What is the pH of a solution with a hydronium ion concentration of 3.5 x 10-4 M? The pOH?

10^-4M

pH + pOH = 14

pH is the negative log of the hydronium ion concentration

pH = -[log(3.5E-4)]

To find the pH and pOH of a solution, you can use the equation:

pH + pOH = 14

Given the hydronium ion concentration of 3.5 x 10^(-4) M, we first need to find the pH using the equation:

pH = -log[H3O+]

pH = -log(3.5 x 10^(-4))

Using a scientific calculator, you can calculate the pH to be approximately 3.46.

Now, to find the pOH, you subtract the pH from 14:

pOH = 14 - pH

pOH = 14 - 3.46

Calculating this, the pOH is approximately 10.54.

To determine the pH and pOH of a solution, you need to understand the relationship between pH, pOH, and the concentration of hydronium ions ([H3O+]) in a solution.

1. pH: The pH of a solution is a measure of its acidity and is defined as the negative logarithm (base 10) of the hydronium ion concentration. The formula to calculate pH is: pH = -log [H3O+].

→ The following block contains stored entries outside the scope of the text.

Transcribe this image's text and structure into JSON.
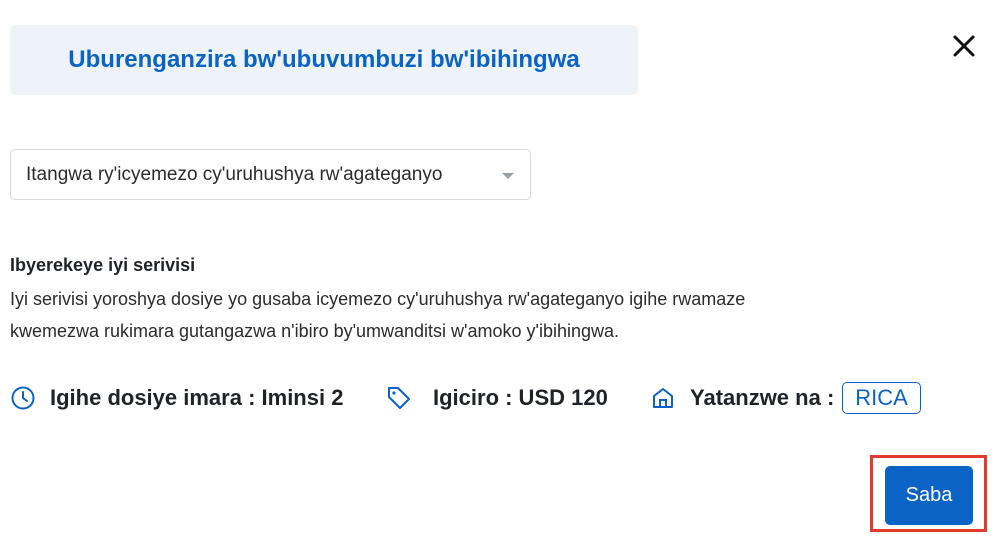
{
  "header": {
    "title": "Uburenganzira bw'ubuvumbuzi bw'ibihingwa",
    "close_icon": "close-icon"
  },
  "service_select": {
    "selected": "Itangwa ry'icyemezo cy'uruhushya rw'agateganyo"
  },
  "description": {
    "heading": "Ibyerekeye iyi serivisi",
    "line1": "Iyi serivisi yoroshya dosiye yo gusaba icyemezo cy'uruhushya rw'agateganyo igihe rwamaze",
    "line2": "kwemezwa rukimara gutangazwa n'ibiro by'umwanditsi w'amoko y'ibihingwa."
  },
  "meta": {
    "duration_label": "Igihe dosiye imara : Iminsi 2",
    "price_label": "Igiciro : USD 120",
    "provider_label": "Yatanzwe na :",
    "provider_badge": "RICA"
  },
  "actions": {
    "submit_label": "Saba"
  },
  "colors": {
    "accent": "#0b63c6",
    "title_bg": "#eef3f9",
    "highlight": "#e23a2c"
  }
}
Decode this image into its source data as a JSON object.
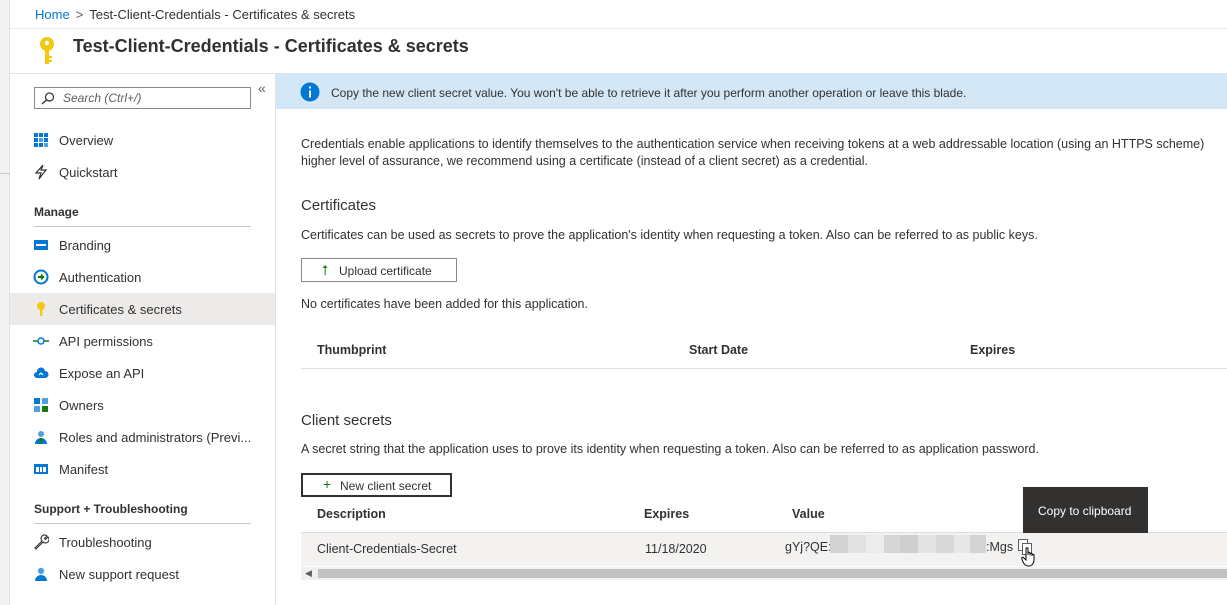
{
  "breadcrumb": {
    "home": "Home",
    "separator": ">",
    "current": "Test-Client-Credentials - Certificates & secrets"
  },
  "page": {
    "title": "Test-Client-Credentials - Certificates & secrets",
    "icon": "key-icon"
  },
  "sidebar": {
    "search_placeholder": "Search (Ctrl+/)",
    "collapse_label": "«",
    "items": [
      {
        "label": "Overview",
        "icon": "overview-grid-icon"
      },
      {
        "label": "Quickstart",
        "icon": "lightning-icon"
      }
    ],
    "manage_heading": "Manage",
    "manage_items": [
      {
        "label": "Branding",
        "icon": "branding-icon"
      },
      {
        "label": "Authentication",
        "icon": "authentication-icon"
      },
      {
        "label": "Certificates & secrets",
        "icon": "key-icon",
        "active": true
      },
      {
        "label": "API permissions",
        "icon": "api-permissions-icon"
      },
      {
        "label": "Expose an API",
        "icon": "cloud-icon"
      },
      {
        "label": "Owners",
        "icon": "owners-icon"
      },
      {
        "label": "Roles and administrators (Previ...",
        "icon": "roles-icon"
      },
      {
        "label": "Manifest",
        "icon": "manifest-icon"
      }
    ],
    "support_heading": "Support + Troubleshooting",
    "support_items": [
      {
        "label": "Troubleshooting",
        "icon": "wrench-icon"
      },
      {
        "label": "New support request",
        "icon": "support-person-icon"
      }
    ]
  },
  "banner": {
    "message": "Copy the new client secret value. You won't be able to retrieve it after you perform another operation or leave this blade."
  },
  "intro": {
    "line1": "Credentials enable applications to identify themselves to the authentication service when receiving tokens at a web addressable location (using an HTTPS scheme)",
    "line2": "higher level of assurance, we recommend using a certificate (instead of a client secret) as a credential."
  },
  "certificates": {
    "heading": "Certificates",
    "description": "Certificates can be used as secrets to prove the application's identity when requesting a token. Also can be referred to as public keys.",
    "upload_button": "Upload certificate",
    "empty_message": "No certificates have been added for this application.",
    "columns": [
      "Thumbprint",
      "Start Date",
      "Expires"
    ]
  },
  "client_secrets": {
    "heading": "Client secrets",
    "description": "A secret string that the application uses to prove its identity when requesting a token. Also can be referred to as application password.",
    "new_button": "New client secret",
    "columns": [
      "Description",
      "Expires",
      "Value"
    ],
    "rows": [
      {
        "description": "Client-Credentials-Secret",
        "expires": "11/18/2020",
        "value_prefix": "gYj?QE:",
        "value_suffix": ":Mgs"
      }
    ]
  },
  "tooltip": {
    "text": "Copy to clipboard"
  },
  "colors": {
    "accent": "#0078d4",
    "banner_bg": "#d4e7f7",
    "key_gold": "#f2c811",
    "tooltip_bg": "#323130"
  }
}
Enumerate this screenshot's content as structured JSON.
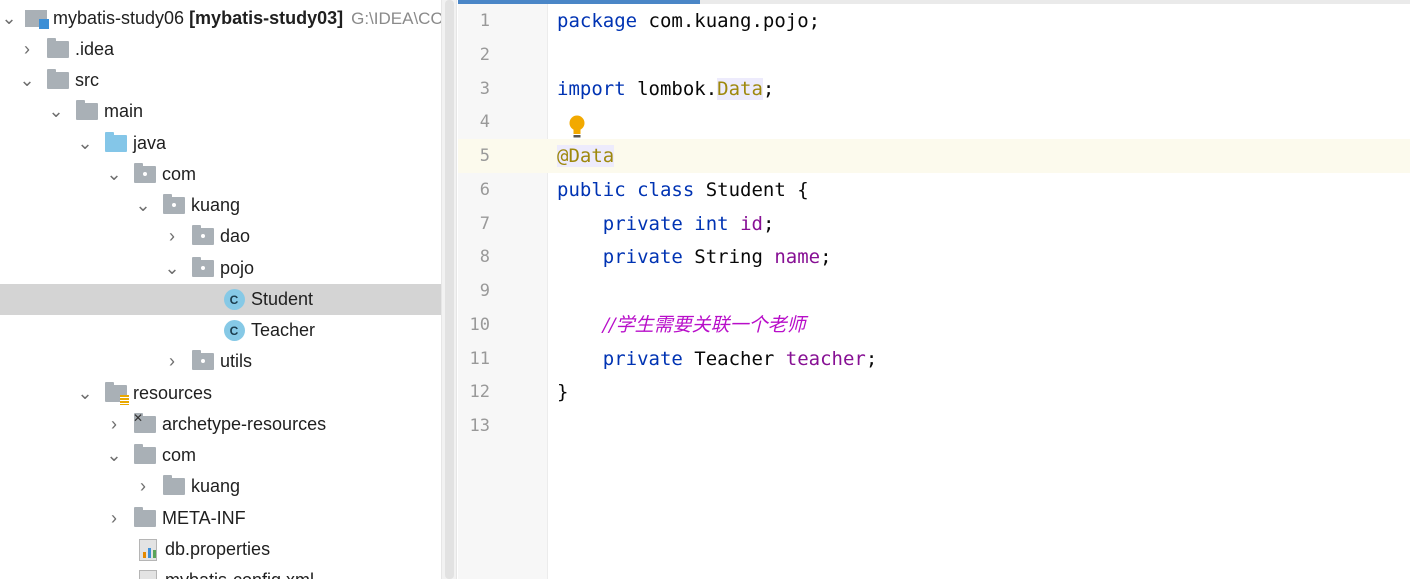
{
  "tree": {
    "project": {
      "name": "mybatis-study06",
      "module": "[mybatis-study03]",
      "path": "G:\\IDEA\\COD"
    },
    "items": [
      {
        "label": ".idea"
      },
      {
        "label": "src"
      },
      {
        "label": "main"
      },
      {
        "label": "java"
      },
      {
        "label": "com"
      },
      {
        "label": "kuang"
      },
      {
        "label": "dao"
      },
      {
        "label": "pojo"
      },
      {
        "label": "Student"
      },
      {
        "label": "Teacher"
      },
      {
        "label": "utils"
      },
      {
        "label": "resources"
      },
      {
        "label": "archetype-resources"
      },
      {
        "label": "com"
      },
      {
        "label": "kuang"
      },
      {
        "label": "META-INF"
      },
      {
        "label": "db.properties"
      },
      {
        "label": "mybatis-config.xml"
      }
    ],
    "class_icon_letter": "C",
    "selected": "Student"
  },
  "editor": {
    "line_numbers": [
      "1",
      "2",
      "3",
      "4",
      "5",
      "6",
      "7",
      "8",
      "9",
      "10",
      "11",
      "12",
      "13"
    ],
    "tokens": {
      "package_kw": "package",
      "package_name": " com.kuang.pojo;",
      "import_kw": "import",
      "import_pre": " lombok.",
      "import_cls": "Data",
      "semicolon": ";",
      "annotation": "@Data",
      "public_kw": "public",
      "class_kw": "class",
      "class_name": " Student {",
      "private_kw": "private",
      "int_kw": "int",
      "id_field": "id",
      "string_type": " String ",
      "name_field": "name",
      "comment": "//学生需要关联一个老师",
      "teacher_type": " Teacher ",
      "teacher_field": "teacher",
      "close_brace": "}"
    }
  },
  "colors": {
    "keyword": "#0033b3",
    "annotation": "#9e880d",
    "field": "#871094",
    "comment": "#b80ec9",
    "selection": "#d4d4d4"
  },
  "icons": [
    "chevron-down-icon",
    "chevron-right-icon",
    "folder-icon",
    "source-folder-icon",
    "package-icon",
    "class-icon",
    "resources-folder-icon",
    "excluded-folder-icon",
    "properties-file-icon",
    "lightbulb-icon",
    "module-icon"
  ]
}
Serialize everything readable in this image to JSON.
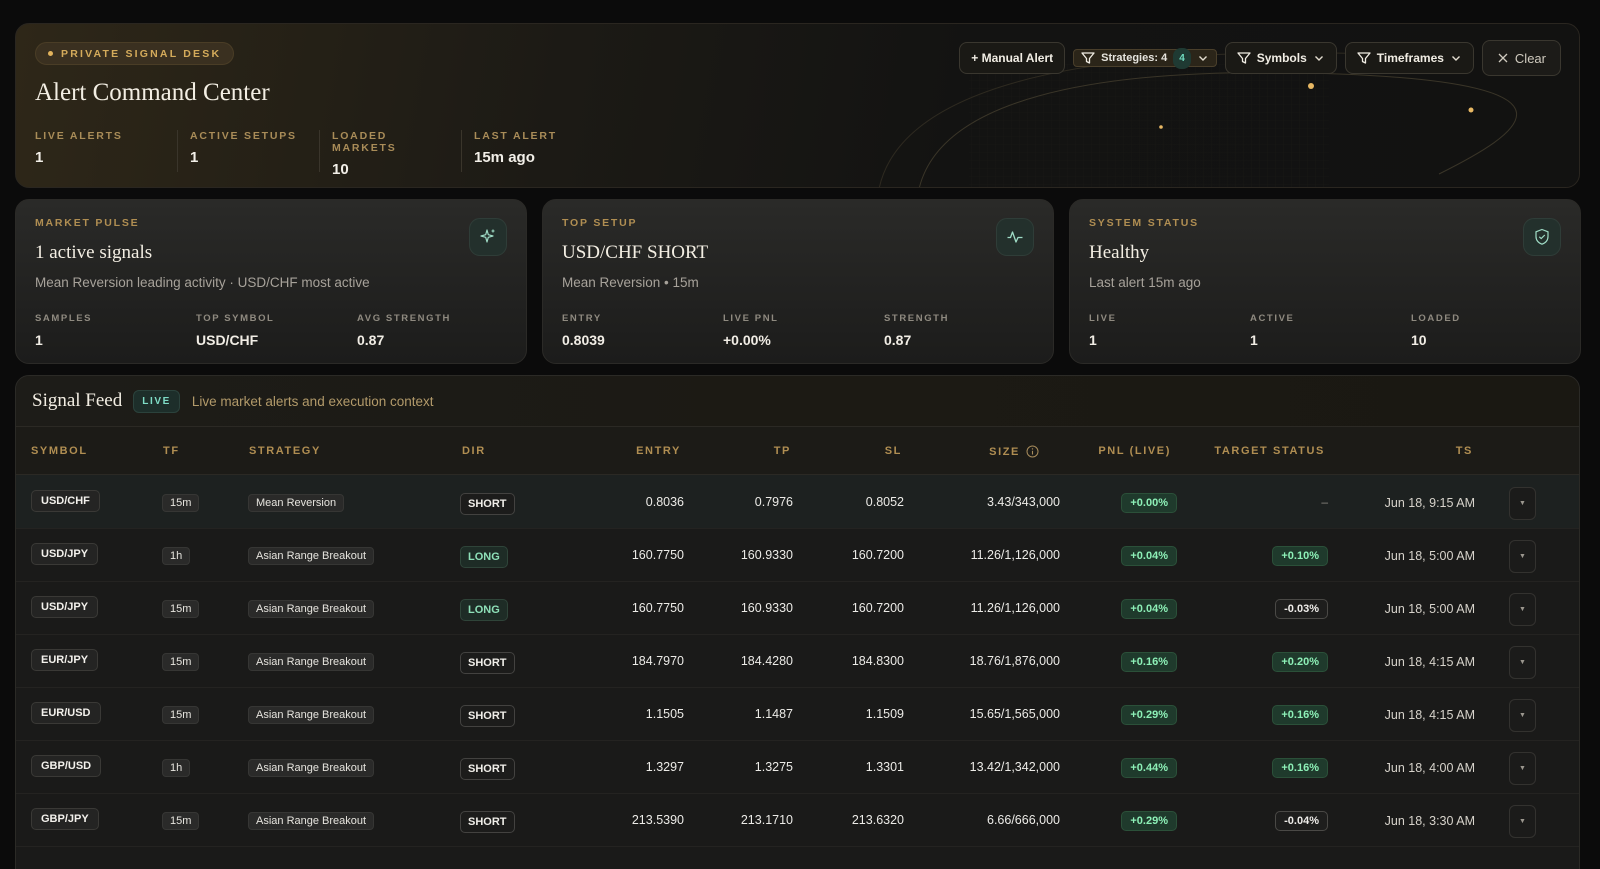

2. pOH: The pOH of a solution is a measure of its basicity and is defined as the negative logarithm (base 10) of the hydroxide ion concentration ([OH-]). However, the concentration of hydroxide ions in pure water (neutral solution) is very low and can be neglected. Hence, for most common solutions, you can calculate the pOH using the equation: pOH = -log [OH-] ≈ -log [H3O+].

Now, let's use the given hydronium ion concentration ([H3O+]) of 3.5 x 10^-4 M to find the pH and pOH:

pH = -log [H3O+]
pH = -log (3.5 x 10^-4)
pH ≈ -log (3.5) - log (10^-4)
pH ≈ -log (3.5) + 4
Using a scientific calculator, you can calculate -log (3.5) to be approximately 0.455.
pH ≈ 0.455 + 4
pH ≈ 4.455

Thus, the pH of the solution is approximately 4.455.

Since the equation pOH = -log [OH-] ≈ -log [H3O+] can be used for most common solutions, the pOH would also be approximately 4.455 in this case.

Note that pH and pOH are related and that the sum of pH and pOH is always equal to 14 in a neutral solution. However, this equation is not necessary to find the pH and pOH for this question.